Generally, they have master’s degrees and receive several years of specialized schooling but have significantly less training than doctors. Many are permitted to diagnose patients and prescribe medication with little or no supervision from a doctor, although limitations vary by state.
The Neiman Institute found that the share of ER visits in which a midlevel practitioner was the main clinician increased by more than 172% between 2005 and 2020. Another study, in the Journal of Emergency Medicine, reported that if trends continue there may be equal numbers of midlevel practitioners and doctors in ERs by 2030.
There is little mystery as to why. Federal data shows emergency medicine doctors are paid about $310,000 a year on average, while nurse practitioners and physician assistants earn less than $120,000. Generally, hospitals can bill for care by a midlevel practitioner at 85% the rate of a doctor while paying them less than half as much.
Private equity can make millions in the gap.
For example, Envision once encouraged ERs to employ “the least expensive resource” and treat up to 35% of patients with midlevel practitioners, according to a 2017 PowerPoint presentation.
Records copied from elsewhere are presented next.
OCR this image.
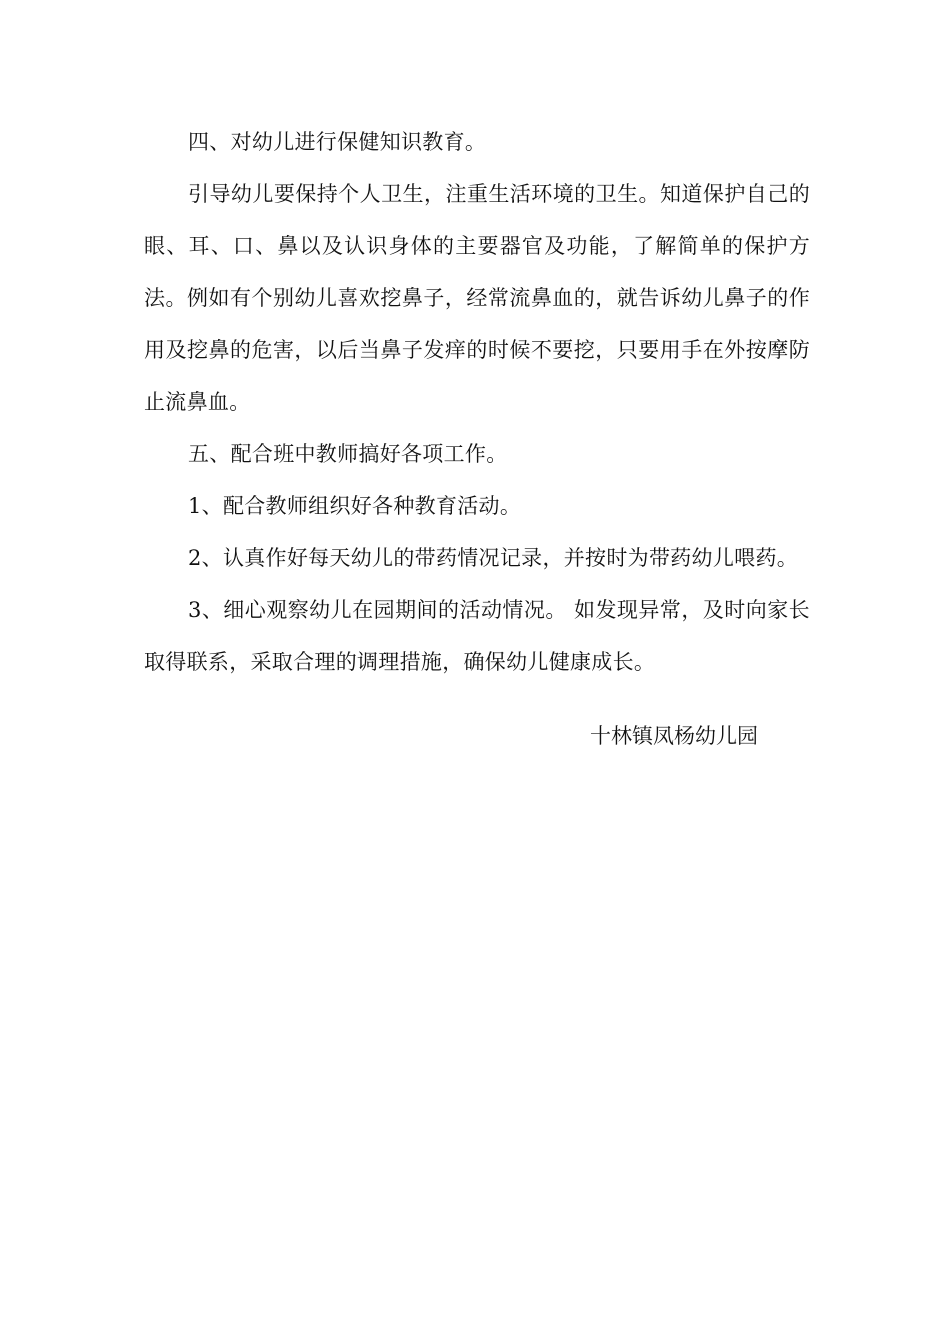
四、对幼儿进行保健知识教育。

引导幼儿要保持个人卫生，注重生活环境的卫生。知道保护自己的眼、耳、口、鼻以及认识身体的主要器官及功能，了解简单的保护方法。例如有个别幼儿喜欢挖鼻子，经常流鼻血的，就告诉幼儿鼻子的作用及挖鼻的危害，以后当鼻子发痒的时候不要挖，只要用手在外按摩防止流鼻血。

五、配合班中教师搞好各项工作。

1、配合教师组织好各种教育活动。

2、认真作好每天幼儿的带药情况记录，并按时为带药幼儿喂药。

3、细心观察幼儿在园期间的活动情况。 如发现异常，及时向家长取得联系，采取合理的调理措施，确保幼儿健康成长。

十林镇凤杨幼儿园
The presentation drew scorn on social media and disappeared from Envision’s website.
Envision declined a request for a phone interview. In a written statement to KHN, spokesperson Aliese Polk said the company does not direct its physician leaders on how to care for patients and called the presentation a “concept guide” that does not represent current views.
American Physician Partners touted roughly the same staffing strategy in 2021 in response to the No Surprises Act, which threatened the company’s profits by outlawing surprise medical bills. In its confidential pitch to lenders, the company estimated it could cut almost $6 million by shifting more staffing from physicians to midlevel practitioners.